わずかの間、目を閉じた愛は魔道士メアリーの最期を幻視した。キャリーから聞いた魔道士メアリーの最期は、硝子の欠片のように愛の心に沈殿していた。


だが、再び目を開けた時、愛の視線は定まっていた。


「紗良、志津香をもとに戻すけん」

「え、できないよ!」

「エルデリアで浄化の練習はやったはず」

「浄化なんて、使ったことないよ!」

「いいから! さあ、手を出して!」


紗良が差し出した手のそれぞれを愛の手が握りしめた。単なる温かさではない力の奔流が沙良に流れ込んで、出てゆく。


「熱い塊が動いてる!」

「感じとれたね。いま紗良の左手に心のエネルギーを渡して、紗良の胸を通して、右手から放出させてる。

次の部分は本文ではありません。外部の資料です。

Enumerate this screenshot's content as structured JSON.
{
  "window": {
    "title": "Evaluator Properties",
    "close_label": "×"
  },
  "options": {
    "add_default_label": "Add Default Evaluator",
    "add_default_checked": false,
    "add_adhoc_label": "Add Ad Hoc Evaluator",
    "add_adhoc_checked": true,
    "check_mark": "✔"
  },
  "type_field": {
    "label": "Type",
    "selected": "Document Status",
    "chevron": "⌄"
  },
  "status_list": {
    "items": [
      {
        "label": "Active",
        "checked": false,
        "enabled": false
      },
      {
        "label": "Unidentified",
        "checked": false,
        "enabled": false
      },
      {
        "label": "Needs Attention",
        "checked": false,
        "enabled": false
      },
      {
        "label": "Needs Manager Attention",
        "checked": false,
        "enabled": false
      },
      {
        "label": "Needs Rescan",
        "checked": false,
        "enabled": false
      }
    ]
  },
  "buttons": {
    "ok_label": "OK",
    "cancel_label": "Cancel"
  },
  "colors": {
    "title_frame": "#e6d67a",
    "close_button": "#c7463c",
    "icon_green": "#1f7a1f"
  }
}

 こんな感じで紗良の左手にこのエネルギーを渡すから、右手から放出して、志津香の中の瘴気に当てて欲しい。試してみよう」


紗良が右手を志津香の頭部に当て瘴気の位置を探ると瘴気を感じ取ることができた。瘴気はビー玉ほどの大きさの丸くて黒い球体のイメージだ。


「あった! これだ! ここからどうするの?」

「私は志津香の体の側面から瘴気にロックする。紗良は、同じ瘴気を、体の正面からロックする。そうすれば、志津香の体のなかの狙った部分でピンポイントで浄化が発動するはず」

「……私、怖いよ、愛」

「志津香を助けるために、絶対にやるよ!」


愛と紗良は片手を繋いだまま、床に横たわった志津香の両側の位置で、両膝をついた。愛は志津香の頭に左手をあて、目をつぶって、何かを探っているようだった。愛の額を玉のような汗が伝う。


「ここに指をあてて。分かる?」

「うん。志津香の心の間に瘴気がはさまってる」

「そうだよ。私はここに指をあてる。紗良はここに指をあてて。直交する角度で。感じた?

 ……いいね、いくよ、1,2,3、浄化!」


2人は志津香の頭部に指をあて、慎重に呼吸を合わせると、やさしく傷つけないように心のエネルギーを送り込んだ。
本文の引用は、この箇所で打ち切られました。